Erdoğan, verdiği röportajla ‘sinemada ezan’ tartışması başlattı

Sinem Vural'ın haberi:

Yılmaz Erdoğan, aylık sinema dergisi Film Arası’na verdiği röportajla ‘sinemada ezan’ tartışması başlattı.

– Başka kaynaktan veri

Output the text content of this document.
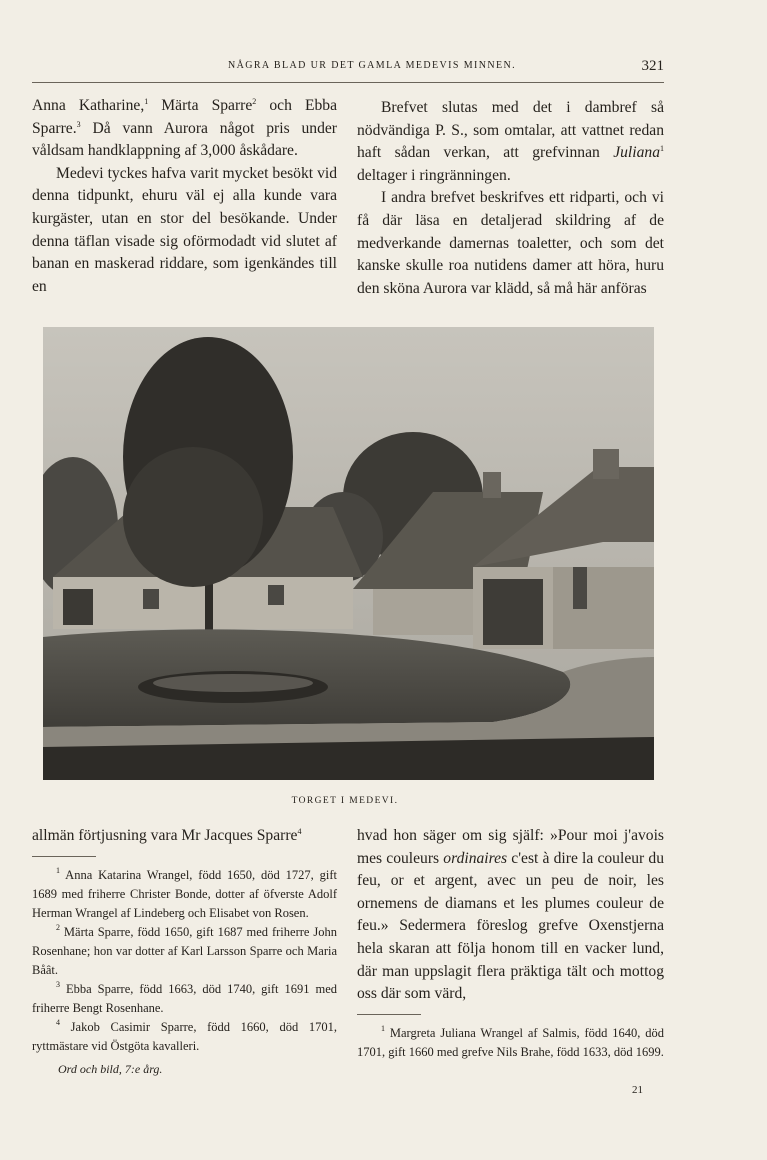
NÅGRA BLAD UR DET GAMLA MEDEVIS MINNEN.	321

Anna Katharine,$^1$ Märta Sparre$^2$ och Ebba Sparre.$^3$ Då vann Aurora något pris under våldsam handklappning af 3,000 åskådare.

Medevi tyckes hafva varit mycket besökt vid denna tidpunkt, ehuru väl ej alla kunde vara kurgäster, utan en stor del besökande. Under denna täflan visade sig oförmodadt vid slutet af banan en maskerad riddare, som igenkändes till en

Brefvet slutas med det i dambref så nödvändiga P. S., som omtalar, att vattnet redan haft sådan verkan, att grefvinnan Juliana$^1$ deltager i ringränningen.

I andra brefvet beskrifves ett ridparti, och vi få där läsa en detaljerad skildring af de medverkande damernas toaletter, och som det kanske skulle roa nutidens damer att höra, huru den sköna Aurora var klädd, så må här anföras

TORGET I MEDEVI.

allmän förtjusning vara Mr Jacques Sparre$^4$

$^1$ Anna Katarina Wrangel, född 1650, död 1727, gift 1689 med friherre Christer Bonde, dotter af öfverste Adolf Herman Wrangel af Lindeberg och Elisabet von Rosen.

$^2$ Märta Sparre, född 1650, gift 1687 med friherre John Rosenhane; hon var dotter af Karl Larsson Sparre och Maria Båât.

$^3$ Ebba Sparre, född 1663, död 1740, gift 1691 med friherre Bengt Rosenhane.

$^4$ Jakob Casimir Sparre, född 1660, död 1701, ryttmästare vid Östgöta kavalleri.

Ord och bild, 7:e årg.

hvad hon säger om sig själf: »Pour moi j'avois mes couleurs ordinaires c'est à dire la couleur du feu, or et argent, avec un peu de noir, les ornemens de diamans et les plumes couleur de feu.» Sedermera föreslog grefve Oxenstjerna hela skaran att följa honom till en vacker lund, där man uppslagit flera präktiga tält och mottog oss där som värd,

$^1$ Margreta Juliana Wrangel af Salmis, född 1640, död 1701, gift 1660 med grefve Nils Brahe, född 1633, död 1699.

21
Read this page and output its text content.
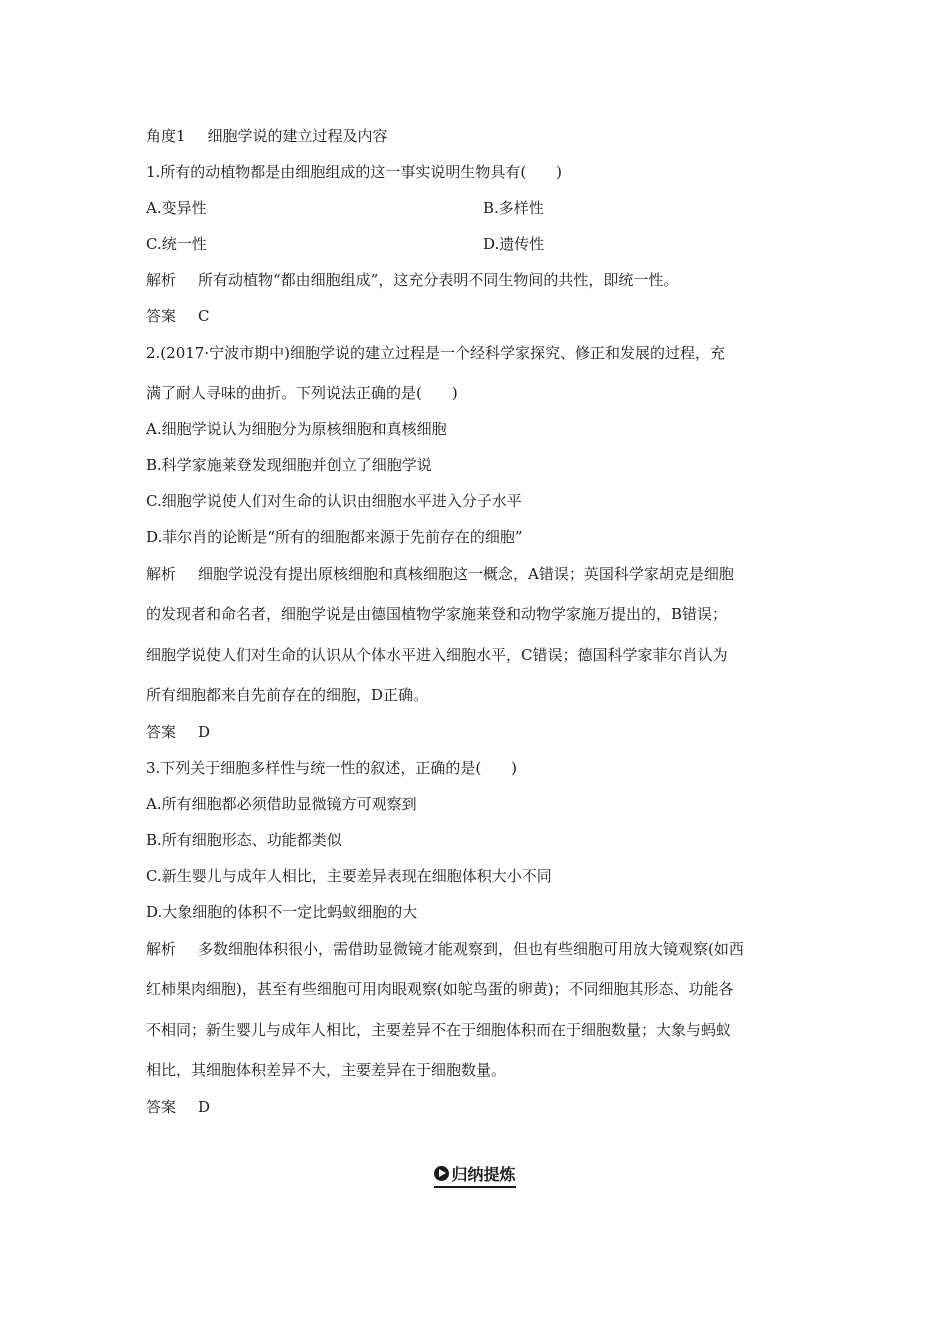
角度1 细胞学说的建立过程及内容
1.所有的动植物都是由细胞组成的这一事实说明生物具有(　　)
A.变异性	B.多样性
C.统一性	D.遗传性
解析 所有动植物“都由细胞组成”，这充分表明不同生物间的共性，即统一性。
答案 C
2.(2017·宁波市期中)细胞学说的建立过程是一个经科学家探究、修正和发展的过程，充
满了耐人寻味的曲折。下列说法正确的是(　　)
A.细胞学说认为细胞分为原核细胞和真核细胞
B.科学家施莱登发现细胞并创立了细胞学说
C.细胞学说使人们对生命的认识由细胞水平进入分子水平
D.菲尔肖的论断是“所有的细胞都来源于先前存在的细胞”
解析 细胞学说没有提出原核细胞和真核细胞这一概念，A错误；英国科学家胡克是细胞
的发现者和命名者，细胞学说是由德国植物学家施莱登和动物学家施万提出的，B错误；
细胞学说使人们对生命的认识从个体水平进入细胞水平，C错误；德国科学家菲尔肖认为
所有细胞都来自先前存在的细胞，D正确。
答案 D
3.下列关于细胞多样性与统一性的叙述，正确的是(　　)
A.所有细胞都必须借助显微镜方可观察到
B.所有细胞形态、功能都类似
C.新生婴儿与成年人相比，主要差异表现在细胞体积大小不同
D.大象细胞的体积不一定比蚂蚁细胞的大
解析 多数细胞体积很小，需借助显微镜才能观察到，但也有些细胞可用放大镜观察(如西
红柿果肉细胞)，甚至有些细胞可用肉眼观察(如鸵鸟蛋的卵黄)；不同细胞其形态、功能各
不相同；新生婴儿与成年人相比，主要差异不在于细胞体积而在于细胞数量；大象与蚂蚁
相比，其细胞体积差异不大，主要差异在于细胞数量。
答案 D
归纳提炼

Ünlü oyuncu, yapımcı ve yönetmen Yılmaz Erdoğan, Film Arası dergisine verdiği röportajla sanat dünyasını karıştırdı. Erdoğan’ın “Türkiye’deki bir sette günde beş kez ezan için durursun, ‘Aziz Allah’ dersin, beklersin, çay içersin ama filmde duyulmaz o ezan. Bir yabancı buraya geldiğinde mutlaka bir İstanbul sabahı uyanıp ezanı çeker. Sen de Batıcı kafalı biri isen ‘bunlar da bizi böyle gösteriyor’ dersin” sözlerine destek verenler kadar tepki gösterenler de oldu. Ümit Ünal, Reha Erdem’in yönettiği ‘Beş Vakit’ dahil birkaç örnek göstererek “Yılmaz Erdoğan sanırım ‘Beş Vakit’ adında bir filmi, ‘Ses’ ve ‘Ara’daki ezan sahnelerini bilmiyor. Ya da sadece popüler sinemayı kastediyor” dedi.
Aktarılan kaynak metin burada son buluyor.